The authors introduce two spatial pre-processing techniques: a beamforming method and a spatial target speaker detector. The spatial target speaker detector filters signal frames based on a predefined target direction, effectively nullifying irrelevant directional signals. This process involves discerning the ITD through dual microphone input, establishing a field of view (FOV) that identifies potential target speaker directions. The detector can be employed either to filter the input to SVAD algorithms (denoted as F-SVAD) or as a spatial VAD that contributes to the final SVAD decision through a logical AND operation (denoted as A-SVAD).

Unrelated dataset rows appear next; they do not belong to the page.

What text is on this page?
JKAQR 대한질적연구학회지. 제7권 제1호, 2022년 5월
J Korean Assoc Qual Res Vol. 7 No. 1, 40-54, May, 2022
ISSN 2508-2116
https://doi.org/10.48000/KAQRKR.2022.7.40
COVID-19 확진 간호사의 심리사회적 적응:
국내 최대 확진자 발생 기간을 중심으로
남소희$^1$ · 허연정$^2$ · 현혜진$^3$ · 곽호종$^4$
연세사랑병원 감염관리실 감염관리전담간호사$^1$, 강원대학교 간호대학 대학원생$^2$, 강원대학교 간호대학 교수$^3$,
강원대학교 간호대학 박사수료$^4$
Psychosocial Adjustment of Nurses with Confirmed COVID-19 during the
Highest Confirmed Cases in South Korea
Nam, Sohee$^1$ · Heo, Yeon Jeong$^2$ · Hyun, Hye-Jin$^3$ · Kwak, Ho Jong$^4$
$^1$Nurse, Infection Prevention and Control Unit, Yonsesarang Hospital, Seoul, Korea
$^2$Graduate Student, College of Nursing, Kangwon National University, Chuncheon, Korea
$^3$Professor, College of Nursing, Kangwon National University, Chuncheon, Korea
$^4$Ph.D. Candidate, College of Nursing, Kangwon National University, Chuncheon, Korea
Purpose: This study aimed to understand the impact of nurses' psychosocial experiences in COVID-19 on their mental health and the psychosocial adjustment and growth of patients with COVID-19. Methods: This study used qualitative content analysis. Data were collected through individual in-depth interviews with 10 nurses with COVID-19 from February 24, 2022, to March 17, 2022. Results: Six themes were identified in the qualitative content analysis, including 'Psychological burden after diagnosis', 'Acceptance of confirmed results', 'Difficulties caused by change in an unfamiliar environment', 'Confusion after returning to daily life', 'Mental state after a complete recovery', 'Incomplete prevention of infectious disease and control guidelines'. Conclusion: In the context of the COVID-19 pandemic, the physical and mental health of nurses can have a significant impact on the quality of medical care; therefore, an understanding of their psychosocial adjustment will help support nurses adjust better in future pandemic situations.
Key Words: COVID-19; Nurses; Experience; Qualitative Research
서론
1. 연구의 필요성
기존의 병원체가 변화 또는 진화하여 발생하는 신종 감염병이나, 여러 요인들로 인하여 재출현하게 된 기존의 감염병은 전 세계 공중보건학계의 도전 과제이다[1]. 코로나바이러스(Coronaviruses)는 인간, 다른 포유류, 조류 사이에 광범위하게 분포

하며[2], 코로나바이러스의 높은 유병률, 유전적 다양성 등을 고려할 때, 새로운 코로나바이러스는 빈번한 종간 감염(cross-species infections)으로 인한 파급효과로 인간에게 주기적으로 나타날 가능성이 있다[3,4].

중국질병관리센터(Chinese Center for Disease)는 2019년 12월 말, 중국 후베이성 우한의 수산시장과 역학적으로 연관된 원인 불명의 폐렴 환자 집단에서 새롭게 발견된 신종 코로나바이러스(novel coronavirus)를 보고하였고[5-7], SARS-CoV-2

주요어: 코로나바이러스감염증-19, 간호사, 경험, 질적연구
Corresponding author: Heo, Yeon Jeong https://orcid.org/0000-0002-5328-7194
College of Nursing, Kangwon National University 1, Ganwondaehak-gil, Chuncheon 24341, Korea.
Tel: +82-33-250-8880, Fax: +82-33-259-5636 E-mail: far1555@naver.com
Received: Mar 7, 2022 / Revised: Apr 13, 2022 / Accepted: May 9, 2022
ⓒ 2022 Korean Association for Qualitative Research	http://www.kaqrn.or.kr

The beamforming technique complements SVAD by performing spatial filtering to enhance signals from the target direction. A delay-and-sum (DS) beamformer is utilized, albeit the discussion suggests that alternative beamformers could offer improved performance. The integration of beamforming with the proposed spatial detector creates the FB-SVAD and AB-SVAD configurations, reinforcing the single-channel signal processing pipeline with spatial filtering methodologies.

Evaluation

The paper’s evaluation framework involves simulations in controlled acoustic environments with simulated reverberations and noise interferences. Utilizing the Aurora 2 database for clean speech and simulations of reverberant environments using ISM, the authors tested the performance of SVAD algorithms, specifically Tan et al.'s rVAD, the ITU-T G.729B, and the statistical model-based VAD by Sohn et al. These evaluations contrasted SVAD algorithms with their pre-processed counterparts and an FS-NDPSD baseline MVAD algorithm. Signal-to-noise ratios (SNRs) were varied across -5 dB, 0 dB, 10 dB, and 20 dB, examining the effect of spatial pre-processing across diverse noise conditions.

Results

Experimental results demonstrated significant improvements in SVAD performance with the introduction of spatial pre-processing. Numerical analyses showcased that under low SNR conditions (-5 dB and 0 dB), SVAD with pre-processing typically outperformed the FS-NDPSD baseline MVAD. The spatial detector alone often yielded substantial improvements over unprocessed SVAD, and combining beamforming with spatial detection provided the most effective noise mitigation, consistently achieving superior AUC metrics.

Discussion

The study's findings affirm the value of spatial pre-processing methods in enhancing SVAD algorithms. Particularly in challenging noise environments where MVAD setups might traditionally be favored, these spatial enhancements facilitate robust, single-channel solutions. Future work could explore further optimization of pre-processing parameters and the employment of advanced beamformer algorithms to achieve even greater improvements.

Conclusion

The research highlights the untapped potential of spatial pre-processing techniques to fortify SVAD algorithms against adverse acoustic conditions. By exploiting spatial cues, the proposed enhancements yield SVAD solutions that can rival or even surpass MVAD capabilities in certain environments, thus broadening the scope for SVAD applicability despite lower complexity and resource requirements. The study's methodologies and conclusions pave the way for future explorations in refining VAD systems, offering promising avenues for both theoretical developments and practical implementations in audio processing across varied contexts.